Florida expanding its fight against Medicaid fraud
Aug 8, 2012
The following article was published in The Florida Current on August 8, 2012:
By James Call
Florida’s Medicaid Fraud Control Unit is establishing an operational headquarters in south Florida as part of a crackdown on white-collar crime. James Mann, the unit’s deputy director, on Wednesday told the Medicaid and Public Assistance Fraud Strike Force that he is being reassigned to south Florida to run it..
“The majority of the fraud seems to be coming out of south Florida (so) the attorney general has asked us to put an emphasis on criminal prosecution in that area,” Mann said.
The state Chief Financial Officer estimates that Medicaid fraud costs the state as much as $2.4 billion a year. Two years ago the Legislature created the strike force, a collaboration of state agencies to root out fraud. Mann, who works for Attorney General Pam Bondi, said his unit is searching for people who defraud the system through deceptive billing practices. The unit finds them by going “data mining” among the tens of millions of pieces of paperwork generated during treatment of Florida’s 3 million Medicaid patients, he said. Data mining is the use of computers to discover patterns in large data sets.
“Rather than waiting year after year and finding that we have a bad apple it should start to show within a month’s worth of work if you have the data,” CFO Jeff Atwater, the strike force chairman, said after Mann’s presentation. “This procedure, that location, that provider, that individual, there’s something in this here. Let’s go find out. That’s the idea.”

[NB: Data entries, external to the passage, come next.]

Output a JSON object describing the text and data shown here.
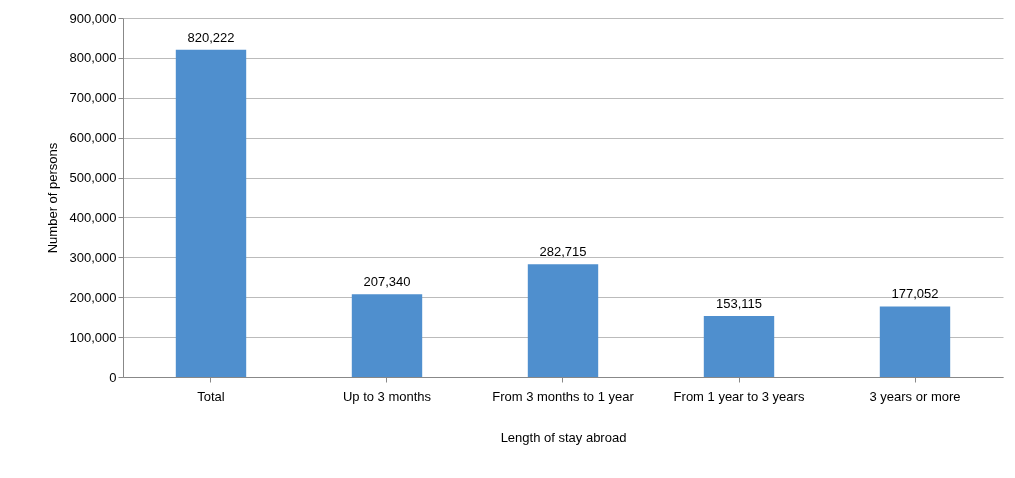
{
  "chart_data": {
    "type": "bar",
    "xlabel": "Length of stay abroad",
    "ylabel": "Number of persons",
    "categories": [
      "Total",
      "Up to 3 months",
      "From 3 months to 1 year",
      "From 1 year to 3 years",
      "3 years or more"
    ],
    "values": [
      820222,
      207340,
      282715,
      153115,
      177052
    ],
    "value_labels": [
      "820,222",
      "207,340",
      "282,715",
      "153,115",
      "177,052"
    ],
    "color": "#4f8fce",
    "ylim": [
      0,
      900000
    ],
    "yticks": [
      0,
      {
        "value": 100000,
        "label": "100,000"
      },
      {
        "value": 200000,
        "label": "200,000"
      },
      {
        "value": 300000,
        "label": "300,000"
      },
      {
        "value": 400000,
        "label": "400,000"
      },
      {
        "value": 500000,
        "label": "500,000"
      },
      {
        "value": 600000,
        "label": "600,000"
      },
      {
        "value": 700000,
        "label": "700,000"
      },
      {
        "value": 800000,
        "label": "800,000"
      },
      {
        "value": 900000,
        "label": "900,000"
      }
    ],
    "grid": "y"
  }
}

Medicaid is the fastest-growing component in the state budget. It accounts for about 28 percent — about $20 billion — of the state budget. Officials estimate that up to 10 percent of that is lost through schemes such as billing for services not provided, charging for unnecessary procedures, and providing medical equipment not needed.
Mann is looking to fill 43 positions as the attorney general’s Medicaid Fraud Control Unit prepares for a major shift in the Medicaid program, health care for the elderly and catastrophically sick. By 2014 all Medicaid services will be provided through managed care. The fraud unit is looking for analysts and auditors to dig into the reams of data and find suspicious patterns among the bills submitted for the care of patients.
“Although a law enforcement component is important we are looking at getting auditors, CPAs onboard to help us with the numbers and dissect everything,” Mann said. “They can work with the investigators and give them the information. Point them in the direction they need to follow. Assist them when they do their interviews.”
The fraud unit staffs eight offices in Florida including one each in Miami-Dade and Broward counties. In the past year it handled 324 cases and recovered $161 million. Thirty-six of those cases were uncovered through data mining, Mann said.